Mother Simulator starts with three tutorial levels that teach you how to give your kid a pacifier, change their diaper, and prepare a bottle. The physics are wonky, and each level has a conspicuous timer ticking down at the time of the screen, adding just enough pressure that you’re prone to mess things up. You’ll accidentally throw the pacifier halfway across the room, knock over the bottle and get it dirty, or drop formula all over the floor before you figure out how to feed your screaming child. Once you’re out of the tutorial, things get harder as you’re expected to feed yourself on top of taking care of your baby. In one level, you manage having food poisoning by intermittently running to the bathroom while also caring for your kid.
What starts out banal becomes surreal. The game’s Steam description assures you that the baby is “totally not evil,” though if you look, you can earn an achievement called “Evil.” The game’s premise is also just bizarre. You’re on a reality television show taking care of a robot baby, and according to the opening screen, this is “the most popular television show for the whole family.” There’s an in-game audience for this show, as you can hear loud cheering and jeering as you play through each level.

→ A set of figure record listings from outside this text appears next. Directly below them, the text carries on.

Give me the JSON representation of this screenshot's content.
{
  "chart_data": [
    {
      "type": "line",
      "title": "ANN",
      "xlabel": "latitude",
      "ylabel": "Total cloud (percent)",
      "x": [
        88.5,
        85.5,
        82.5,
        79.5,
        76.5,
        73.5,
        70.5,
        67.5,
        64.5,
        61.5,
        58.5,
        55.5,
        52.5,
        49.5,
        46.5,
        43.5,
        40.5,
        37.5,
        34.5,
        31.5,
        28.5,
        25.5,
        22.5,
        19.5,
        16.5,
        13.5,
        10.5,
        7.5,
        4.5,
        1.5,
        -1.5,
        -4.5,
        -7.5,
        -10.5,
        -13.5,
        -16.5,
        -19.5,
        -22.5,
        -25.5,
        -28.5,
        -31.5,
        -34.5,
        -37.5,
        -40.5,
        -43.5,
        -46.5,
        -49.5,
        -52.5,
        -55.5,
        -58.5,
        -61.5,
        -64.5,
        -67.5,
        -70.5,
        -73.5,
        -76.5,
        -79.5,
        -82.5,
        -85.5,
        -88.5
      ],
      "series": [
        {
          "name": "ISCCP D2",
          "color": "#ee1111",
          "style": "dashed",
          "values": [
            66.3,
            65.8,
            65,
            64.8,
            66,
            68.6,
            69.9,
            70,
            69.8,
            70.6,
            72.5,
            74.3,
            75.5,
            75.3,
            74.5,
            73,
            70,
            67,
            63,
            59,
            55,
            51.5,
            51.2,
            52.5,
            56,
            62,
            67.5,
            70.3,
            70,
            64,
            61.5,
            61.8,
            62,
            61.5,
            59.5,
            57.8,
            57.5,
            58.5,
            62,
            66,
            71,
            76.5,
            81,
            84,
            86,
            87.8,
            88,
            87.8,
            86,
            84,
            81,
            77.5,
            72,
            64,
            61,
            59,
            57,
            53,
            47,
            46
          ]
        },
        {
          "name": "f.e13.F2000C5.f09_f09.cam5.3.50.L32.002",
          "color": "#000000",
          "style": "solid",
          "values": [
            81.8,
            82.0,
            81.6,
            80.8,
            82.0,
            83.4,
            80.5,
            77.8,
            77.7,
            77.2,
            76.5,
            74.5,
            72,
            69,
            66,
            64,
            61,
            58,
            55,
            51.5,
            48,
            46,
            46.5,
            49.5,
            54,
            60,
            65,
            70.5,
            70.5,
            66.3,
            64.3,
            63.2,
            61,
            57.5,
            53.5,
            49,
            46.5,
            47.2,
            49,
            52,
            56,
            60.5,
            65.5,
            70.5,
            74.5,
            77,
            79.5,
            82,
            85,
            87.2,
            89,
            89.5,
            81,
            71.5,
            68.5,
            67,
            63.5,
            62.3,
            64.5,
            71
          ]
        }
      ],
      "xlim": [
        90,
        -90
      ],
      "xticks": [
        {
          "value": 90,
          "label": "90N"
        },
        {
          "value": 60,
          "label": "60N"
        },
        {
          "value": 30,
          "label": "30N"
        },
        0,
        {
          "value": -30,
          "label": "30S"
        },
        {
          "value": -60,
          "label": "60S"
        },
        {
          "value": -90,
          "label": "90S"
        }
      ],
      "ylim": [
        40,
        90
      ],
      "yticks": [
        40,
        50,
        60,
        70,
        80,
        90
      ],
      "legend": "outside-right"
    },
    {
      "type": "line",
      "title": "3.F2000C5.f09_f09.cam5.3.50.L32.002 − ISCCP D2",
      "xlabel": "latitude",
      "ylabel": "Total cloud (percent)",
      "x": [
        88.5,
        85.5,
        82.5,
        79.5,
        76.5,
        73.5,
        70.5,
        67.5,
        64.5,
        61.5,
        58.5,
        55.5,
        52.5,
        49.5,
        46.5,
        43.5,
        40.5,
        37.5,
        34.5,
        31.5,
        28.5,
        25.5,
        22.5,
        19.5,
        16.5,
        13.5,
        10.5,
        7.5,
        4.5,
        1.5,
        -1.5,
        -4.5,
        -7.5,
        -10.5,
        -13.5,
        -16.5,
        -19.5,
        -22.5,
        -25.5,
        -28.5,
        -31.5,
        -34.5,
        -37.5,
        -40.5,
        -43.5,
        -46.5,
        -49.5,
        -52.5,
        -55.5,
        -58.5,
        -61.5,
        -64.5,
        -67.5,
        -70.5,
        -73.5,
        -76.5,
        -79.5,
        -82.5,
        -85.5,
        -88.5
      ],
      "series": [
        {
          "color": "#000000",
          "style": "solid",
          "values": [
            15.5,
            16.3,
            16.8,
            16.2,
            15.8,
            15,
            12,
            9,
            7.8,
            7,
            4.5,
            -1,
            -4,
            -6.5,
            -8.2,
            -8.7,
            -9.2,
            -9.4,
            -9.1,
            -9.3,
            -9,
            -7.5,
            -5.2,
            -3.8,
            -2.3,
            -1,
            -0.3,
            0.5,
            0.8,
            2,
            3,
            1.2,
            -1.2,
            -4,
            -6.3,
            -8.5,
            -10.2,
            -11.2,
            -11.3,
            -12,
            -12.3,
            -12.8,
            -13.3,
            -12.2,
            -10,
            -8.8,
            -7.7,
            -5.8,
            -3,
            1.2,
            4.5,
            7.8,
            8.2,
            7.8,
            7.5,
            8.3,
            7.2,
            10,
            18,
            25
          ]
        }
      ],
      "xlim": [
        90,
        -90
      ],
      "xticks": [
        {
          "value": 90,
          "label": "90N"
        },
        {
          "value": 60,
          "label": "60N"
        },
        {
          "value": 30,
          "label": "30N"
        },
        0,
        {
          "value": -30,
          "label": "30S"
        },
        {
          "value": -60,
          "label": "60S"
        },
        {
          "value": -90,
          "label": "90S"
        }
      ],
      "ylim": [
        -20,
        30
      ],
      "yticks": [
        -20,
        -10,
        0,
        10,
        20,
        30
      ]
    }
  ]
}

And that’s not even getting into the actual challenges of the game. The goal of one the levels is to throw out your baby’s dirty diapers by shooting hoops with them in your backyard.
The whole game feels like a sprint, where you’re trying to juggle both your and your kid’s needs before you run out of time. Although it’s not a true to life simulation, it does seem as exhausting as parenthood actually is, at least according to how scattered my friends who are parents always seem to be. As a person who wants to be a mom someday, I’m also happy to report that according to Mother Simulator, I’m in the top 10 moms in the world. Suck it, my very tired parent-friends!
Mother Simulator is one of those games with the same pedigree as I Am Bread or Catlateral Damage. It’s got an off-beat sense of humor and has controls that are just wonky enough to be a challenge but not so wonky that you want to tear out your own hair. If this game makes its way through the Jacksepticeyes and Markipliers of the world, I would not be surprised. For now I am content in the knowledge that Mother Simulator has determined that I’d be a great mom.